As Ryan Gosling’s character lays out bluntly in the early scenes of director Adam McKay’s The Big Short, normal people aren’t really meant to fully understand the financial world. The industry is filled with all kinds of strategies and programs with names that sound like they were pulled out of a hat, and the idea is to confuse you so that you’ll just leave all of your business in the hands of an advisor – who may or may not just use your money to get themselves rich and be happy to leave you in the poor house. One could argue that it’s this particular aspect of the system that The Big Short aims to entirely upend and destroy, and the film does just that – presenting an engaging true story that’s brought to life with fantastic performances and is as entertaining as it is educational about the economic crisis that hit the country like a bus seven years ago.
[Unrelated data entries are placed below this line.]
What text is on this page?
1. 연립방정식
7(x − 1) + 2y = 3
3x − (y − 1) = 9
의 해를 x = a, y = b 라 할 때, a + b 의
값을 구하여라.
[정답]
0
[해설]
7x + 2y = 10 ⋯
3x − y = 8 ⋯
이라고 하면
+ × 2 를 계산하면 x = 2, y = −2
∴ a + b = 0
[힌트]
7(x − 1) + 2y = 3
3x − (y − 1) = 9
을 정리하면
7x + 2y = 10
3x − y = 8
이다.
Based on the book of the same name by Michael Lewis – whose source material brought us the awesome Moneyball a few years ago – the film is built around an ensemble of characters who never actually interact, but are all connected through the fact that they saw the collapse of the housing market coming before anyone else did. This is a group of weirdos and bizarre individuals, including the socially inept Dr. Michael Burry (Christian Bale), the rage-fueled Mark Baum (Steve Carell), the egotistical Jared Vennett (Ryan Gosling) and the young, inexperienced duo of Jamie Shipley and Charlie Geller (Finn Wittrock, John Magaro). Each of them discovers the terrible truth behind the housing market from a different angle – learning that the entire system is being propped up on bad loans that are all but guaranteed to fail – and over the course of several years, all essentially invest in the explosion of a ticking time bomb.
There is obviously an overly-dramatic version of this movie that could have been made, but the greatest asset of The Big Short is the blended tone approach provided by Adam McKay, who also co-wrote the script with Charles Randolph. The filmmaker takes what could be dry-as-toast material about Collateralized Debt Obligations and smartly applies his impressive comedic acumen to get it all across in an entertaining way. Long before it even has a chance of losing the audience, Short grabs them with some impressive fourth-wall breaking that gives the characters opportunities to explain themselves. Perhaps the best moments, however, come when the film breaks away from the narrative altogether, cutting away to Margot Robbie in a bathtub explaining sub-prime mortgages, or Anthony Bourdain comparing CDOs to some nasty seafood stew. It should be noted that learning all of this awful information about the financial system will very likely boil your blood and leave you incensed that nobody saw the collapse coming, but you’ll at least be laughing and smiling before the darker realizations hit.
Equally deserving of praise is also just how non-biased The Big Short manages to be – not pointing fingers at specific people or parties, but instead making you think about the entire governmental system that allowed banks to operate with minimal regulation and let the housing bubble build over the course of multiple decades. There’s a particular level of trust in moviegoers that McKay demonstrates with the film, as he really just does his job to present the facts as true events and follow the stories of the men who saw it all coming. It’s really left to you as a viewer to decide how you feel about all of it – though obviously the bet on the movie’s behalf is that it’s all going to seriously piss you off, and possibly convince you to pay more attention to what’s going on in that arena.
The nature of the narrative isn’t without its pitfalls – specifically that everyone in the audience already knows what happed in 2008, and by extension what happens to all of the main players. But what really keeps you engaged are the fantastic performances from everyone in the ensemble. Though he’s almost entirely isolated in his corner of the story, Christian Bale is fantastic as the oddball Burry and provides The Big Short with some of its best moments as he does extreme levels of research and fights against those in his company who think he’s insane for betting against the housing market. Brad Pitt is also wonderful in what is a more-limited role, playing a former insider turned outsider who gets reluctantly pulled back into the financial world after the soon-to-burst bubble is brought to his attention.
Really, though, it’s Steve Carell’s turn that anchors it all. Mark Baum is not only a good character representation of all the anger that the film generates about the fucked up banking world, but also is the one who makes you realize that the protagonists of the story are not heroes. They’re people who saw a broken system, and ultimately profited from its complete failure (and by proxy the financial ruin of thousands of people). It’s tricky water to navigate, but Carell really pulls it off with an emotional and complex performance.
It’s hard not to be impressed by The Big Short. It tackles complex subject matters with a proportionately complex narrative structure, but with creativity and smart sensibilities that come together as an equally thought-provoking and amusing film. It’s an impressive piece of serious work from the director of Anchorman, and if this is what he can add to the world of prestige films, then I want to see more.